Who's selling? Well, imagine you wanted to sell your $300k ('market value') house on the market, as you needed liquidity. But the government says its price is capped at $25k. They enforce this by only letting notaries sign off on sales at that price.

Ownership of a house by law is only valid once a notary (government worker) signs off on the exchange of the deed, so nobody will buy the house without the notary's signature, as then they'd pay but not officially receive ownership. The seller who has the money, can now call the police and kick the buyer out of the house, as the buyer can't prove he owns the house as he never received the deed from a notary. So to sell, you must use a notary service, and through the notary, $25k is exchanged hands.

Now obviously nobody will sell $300k value at $25k, and obviously there are lots of home owners who at any point in time want liquidity and want to sell the house for whatever reason.

The most sensible thing to me is 1) not many are selling, even if 1 out of a million shares exchanges hands, whatever was the last price is the new price. So the 10% gain can happen with insignificant volume. And 2) some people are selling for $25k, while receiving $275k under the table through a different deal. It'd be discounted as you'd likely need to launder the money which has costs, but if the market price and the artificial price are far enough apart, people will do it.

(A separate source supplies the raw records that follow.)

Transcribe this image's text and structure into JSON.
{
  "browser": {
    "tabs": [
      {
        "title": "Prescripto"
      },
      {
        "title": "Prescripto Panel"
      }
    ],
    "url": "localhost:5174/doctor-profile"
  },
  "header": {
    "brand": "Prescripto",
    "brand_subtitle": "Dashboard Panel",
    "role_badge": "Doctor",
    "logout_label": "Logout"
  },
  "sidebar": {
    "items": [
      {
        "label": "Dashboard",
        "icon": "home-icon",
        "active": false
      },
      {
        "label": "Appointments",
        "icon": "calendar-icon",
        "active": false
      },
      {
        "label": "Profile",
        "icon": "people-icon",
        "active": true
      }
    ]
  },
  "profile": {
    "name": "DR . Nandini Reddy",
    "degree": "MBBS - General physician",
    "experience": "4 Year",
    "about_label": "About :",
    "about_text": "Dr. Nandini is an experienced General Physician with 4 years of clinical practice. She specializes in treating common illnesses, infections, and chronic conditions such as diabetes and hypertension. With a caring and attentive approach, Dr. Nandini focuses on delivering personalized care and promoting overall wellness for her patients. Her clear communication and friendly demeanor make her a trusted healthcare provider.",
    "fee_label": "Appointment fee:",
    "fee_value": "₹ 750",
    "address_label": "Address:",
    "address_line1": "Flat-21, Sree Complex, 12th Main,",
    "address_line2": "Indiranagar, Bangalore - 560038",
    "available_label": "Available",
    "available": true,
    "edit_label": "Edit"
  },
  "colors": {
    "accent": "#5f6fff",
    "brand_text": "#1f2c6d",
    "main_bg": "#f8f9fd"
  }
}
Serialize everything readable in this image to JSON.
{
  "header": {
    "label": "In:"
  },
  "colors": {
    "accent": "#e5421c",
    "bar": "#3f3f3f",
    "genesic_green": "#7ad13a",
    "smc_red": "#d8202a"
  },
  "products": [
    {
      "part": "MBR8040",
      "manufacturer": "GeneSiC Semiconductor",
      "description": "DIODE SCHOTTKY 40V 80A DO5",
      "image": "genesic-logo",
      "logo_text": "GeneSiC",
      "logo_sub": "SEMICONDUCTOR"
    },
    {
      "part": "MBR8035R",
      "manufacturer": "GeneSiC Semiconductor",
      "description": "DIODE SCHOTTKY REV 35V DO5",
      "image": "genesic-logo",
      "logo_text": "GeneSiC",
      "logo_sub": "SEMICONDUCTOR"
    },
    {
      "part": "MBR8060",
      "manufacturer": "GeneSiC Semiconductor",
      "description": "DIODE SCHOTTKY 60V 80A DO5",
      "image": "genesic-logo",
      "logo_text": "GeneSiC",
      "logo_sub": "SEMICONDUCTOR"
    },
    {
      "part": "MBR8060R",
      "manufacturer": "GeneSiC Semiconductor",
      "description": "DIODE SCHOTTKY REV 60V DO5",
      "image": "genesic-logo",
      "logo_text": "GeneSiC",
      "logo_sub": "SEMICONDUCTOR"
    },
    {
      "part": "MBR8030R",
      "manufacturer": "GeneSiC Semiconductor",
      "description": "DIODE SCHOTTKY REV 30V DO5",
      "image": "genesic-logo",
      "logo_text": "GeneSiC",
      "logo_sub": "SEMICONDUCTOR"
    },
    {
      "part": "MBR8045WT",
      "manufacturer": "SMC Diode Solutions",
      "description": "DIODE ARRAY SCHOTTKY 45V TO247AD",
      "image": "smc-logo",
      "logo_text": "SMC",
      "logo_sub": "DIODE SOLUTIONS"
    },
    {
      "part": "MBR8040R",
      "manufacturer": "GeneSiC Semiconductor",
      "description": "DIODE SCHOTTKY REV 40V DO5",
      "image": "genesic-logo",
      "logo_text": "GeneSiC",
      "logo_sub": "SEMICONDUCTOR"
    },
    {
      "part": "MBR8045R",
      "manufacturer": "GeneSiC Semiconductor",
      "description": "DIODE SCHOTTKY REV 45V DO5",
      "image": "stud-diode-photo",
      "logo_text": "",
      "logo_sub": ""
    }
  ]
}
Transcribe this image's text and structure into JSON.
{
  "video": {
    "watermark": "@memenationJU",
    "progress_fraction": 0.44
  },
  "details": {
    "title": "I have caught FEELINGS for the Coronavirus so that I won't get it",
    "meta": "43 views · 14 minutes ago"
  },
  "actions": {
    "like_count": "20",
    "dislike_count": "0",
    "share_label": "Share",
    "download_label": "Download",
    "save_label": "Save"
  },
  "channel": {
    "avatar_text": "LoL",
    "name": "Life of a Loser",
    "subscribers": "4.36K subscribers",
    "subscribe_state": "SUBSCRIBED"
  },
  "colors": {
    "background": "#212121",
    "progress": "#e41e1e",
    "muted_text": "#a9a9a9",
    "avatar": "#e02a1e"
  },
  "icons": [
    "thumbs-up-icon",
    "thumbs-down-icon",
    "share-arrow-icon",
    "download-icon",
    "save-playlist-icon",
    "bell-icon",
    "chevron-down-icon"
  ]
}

The selling may be to route around the price restrictions. If the mandated IPO price is $100, and the statutory maximum price change is +/-10% of the previous closing price per day, and the true market price of shares is $10,000.00, the procedure looks like this:

  Day 0: Buy 10000 shares at $100.
  Day 1: Ask $110.00 for 1 share.
  Day 2: Bid $121.00 for 1 share.
  Day 3: Ask $133.10 for 1 share.
  Day 4: Bid $146.41 for 1 share.
  .
  .
  .
  Day 48: Bid $9,701.72 for 1 share.
  Day 49: Ask $10,000.00 for 10000 shares.
  Day 50: Pay your patron tribute from the $98,994,971.
  Day 51: Start converting the remainder into foreign currency.
Following this patient strategy only costs you $5029, which ultimately goes to your trading accomplice, who bought your share on odd-numbered days and sold it back to you on even-numbered days. No black market transactions are required.


You could probably conspire with another party to sell your shares back and forth at +10% every day. That way the official market price of your shares would eventually get to the point where you could share them at their true value.


Given the daily 10% increase, anyone selling would have to be desperate for cash and, simultaneously, a horrifyingly bad risk. A loan at significantly lower than 10% daily interest could probably be secured using the securities as collateral, so I don't think that's the explanation.